The owner of the 14-year-old Japanese restaurant chain Akashi, Mr Mervin Goh, 35, says he is selling a total of 320kg of premium otoro or expensive tuna belly, each month in his three outlets at The Paragon, VivoCity and Tanglin Shopping Centre. This is eight times more than when he first opened shop.
Further signs of the good times: he has been getting calls for takeaway orders of otoro sashimi.
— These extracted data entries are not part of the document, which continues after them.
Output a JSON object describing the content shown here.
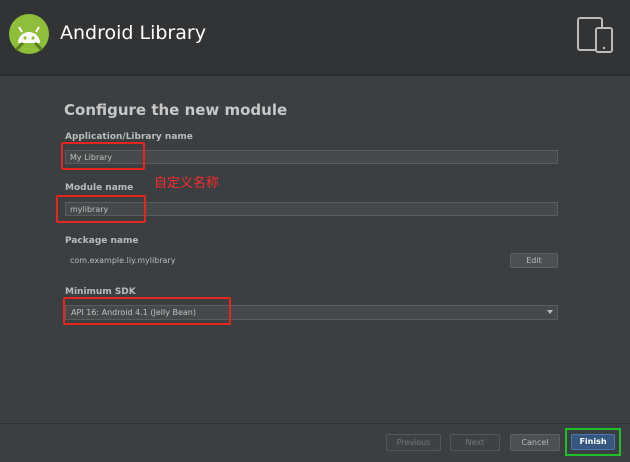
{
  "header": {
    "title": "Android Library",
    "logo_icon": "android-logo-icon",
    "device_icon": "tablet-phone-icon"
  },
  "form": {
    "section_title": "Configure the new module",
    "app_name_label": "Application/Library name",
    "app_name_value": "My Library",
    "module_name_label": "Module name",
    "module_name_value": "mylibrary",
    "package_label": "Package name",
    "package_value": "com.example.liy.mylibrary",
    "edit_label": "Edit",
    "min_sdk_label": "Minimum SDK",
    "min_sdk_value": "API 16: Android 4.1 (Jelly Bean)"
  },
  "annotation": {
    "text": "自定义名称",
    "color": "#e5261f"
  },
  "footer": {
    "previous_label": "Previous",
    "next_label": "Next",
    "cancel_label": "Cancel",
    "finish_label": "Finish"
  },
  "colors": {
    "accent_green": "#1fbf2a",
    "primary_blue": "#365880",
    "android_green": "#a4c639"
  }
}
One customer ordered 20 slices, paying a cool $300. Previously, takeaway orders were usually for $80 bento boxes.
Mr Willin Low, 35, owner-chef of Wild Rocket and Wild Oats bar, says: 'The economy is likely to be robust for the next three years, given the strong stock market performance and likewise, the restaurant business should be also.'
He plans to open a new gourmet burger joint.
Food and beverage consultant Benny Wee, 33, with food and beverage training centre Initium Services, adds: 'There are now more small players with no experience opening restaurants, intent on making a quick buck while the iron is hot.'
But Mr Ang cautions that unless these eateries are 'built on solid concepts and provide quality food and service', chances are, the investments will not pay off.
Mr Peter Knipp, 52, who owns a food and beverage consultancy and organises the annual World Gourmet Summit, believes that restaurants in the Dempsey Road area have got it right with their niche offerings - from fine dining restaurants like Au Petit Salut which stress 'clean, classic flavours' to Ben and Jerry's cosy ice cream store for families.
Indeed, this emphasis on strong restaurant concepts distinguishes the current restaurant boom from the last one between 1994 and 1996, which freelance food consultant Vincent Gabriel, 65, regards as 'a uniform gentrification of local cuisine'.
While things may be rosy for the restaurant industry now, its future is not without challenges.
'I'm not opening three other restaurants, despite being constantly approached for partnerships and joint ventures, because there is an acute lack of highly skilled kitchen and service professionals,' says Mr Ignatius Chan, 43, owner of Iggy's.
Mr Ang, who is also the general manager of the Jumbo Group of Restaurants, says the rental hike in the last year, which was between 30 and 100 per cent, has been 'squeezing on restaurant profits'.
'Only time will tell the boys from men,' he says.